Eğer büyük bir uğultu duyarsanız bu sesin nereden geldiğini araştırmak yerine gürültüden ve denizden uzaklaşmaya bakın. Çünkü tsunami dalgaları büyük uğultu yaratarak gelebilirler.
Resmi açıklamalar yapılana dek tehlikenin geçtiğine kanaat getirmeyiniz.  

 

Denizciler ve denizdekiler için uyarılar :

Eğer denizdeyseniz ve bir tsunami uyarısı aldıysanız, açık denizde tsunami dalgası hissedemeyeceğinizden ya da göremeyeceğinizden limana ya da kıyıya kesinlikle dönmeyiniz.

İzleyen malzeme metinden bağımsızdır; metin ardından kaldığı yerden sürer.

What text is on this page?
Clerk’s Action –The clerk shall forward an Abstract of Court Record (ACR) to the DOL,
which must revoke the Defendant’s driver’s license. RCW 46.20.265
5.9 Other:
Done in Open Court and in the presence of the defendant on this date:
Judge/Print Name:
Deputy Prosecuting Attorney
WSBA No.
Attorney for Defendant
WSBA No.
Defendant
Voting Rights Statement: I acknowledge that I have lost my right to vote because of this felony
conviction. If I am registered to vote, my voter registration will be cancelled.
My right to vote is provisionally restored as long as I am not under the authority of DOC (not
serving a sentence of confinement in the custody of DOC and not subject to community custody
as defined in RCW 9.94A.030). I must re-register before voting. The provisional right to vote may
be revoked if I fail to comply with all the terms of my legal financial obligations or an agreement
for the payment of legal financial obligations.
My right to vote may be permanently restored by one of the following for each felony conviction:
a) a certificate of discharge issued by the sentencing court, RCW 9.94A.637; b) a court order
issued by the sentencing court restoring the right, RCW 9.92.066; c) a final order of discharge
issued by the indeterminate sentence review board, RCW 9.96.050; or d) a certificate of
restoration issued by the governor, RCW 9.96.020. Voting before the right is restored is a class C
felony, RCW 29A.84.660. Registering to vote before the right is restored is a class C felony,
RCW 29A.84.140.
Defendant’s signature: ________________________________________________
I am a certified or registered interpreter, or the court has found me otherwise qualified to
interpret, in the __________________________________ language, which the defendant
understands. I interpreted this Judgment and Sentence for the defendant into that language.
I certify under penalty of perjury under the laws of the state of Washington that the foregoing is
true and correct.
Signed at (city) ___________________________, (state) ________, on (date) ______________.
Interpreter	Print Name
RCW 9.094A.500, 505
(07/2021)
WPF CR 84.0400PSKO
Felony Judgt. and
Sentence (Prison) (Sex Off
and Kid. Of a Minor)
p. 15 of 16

Tsunami sığ sularda su düzeyinde hızla değişimlere ve çok şiddetli akıntılara neden olacağından tekneniz ya da geminiz hasar görüp batabilir.

Bir tsunami uyarısı aldığınızda eğer kıyıya yakınsanız ve vaktiniz de varsa teknenizi veya geminizi açık denize doğru hareket ettiriniz ve aşağıdakileri dikkate alınız :

  • Büyük gemi sığınakları ya da limanlar denizcilik trafik sistemleri veya liman yetkililerinin kontrol ve yetkisi altındadır. Eğer gerekli görürlerse deniz araçlarını açık denize hareket etmeye zorlayabilirler. Bu konuda yetkililerle işbirliği içinde olunmalıdır.
  • Küçük limanlarda özel görevlendirilmiş yetkililer bulunmayabilir. Eğer bir tsunami uyarısının farkındaysanız, vaktiniz varsa sakin ve diğer deniz trafiğini de dikkate alarak düzenli bir biçimde teknenizi açık denize sürünüz. Küçük teknelerin sahipleri eğer vakit varsa iskeledeki teknelerini terk etmeleri, karaya çıkmaları daha emin olabilir. Hele yapılan bu uyarı yersel oluşan tsunami içinse karaya çıkmak özellikle uygun olabilir. Eğer güvenli limanın dışında kötü hava koşulları varsa, bu durum küçük tekneler için çok tehlikeli bir durum olarak ortaya çıkacaktır.  Bu da tek seçeneğinizin karada yüksek ve güvenli bir yer bulmak olduğunu göstemektedir.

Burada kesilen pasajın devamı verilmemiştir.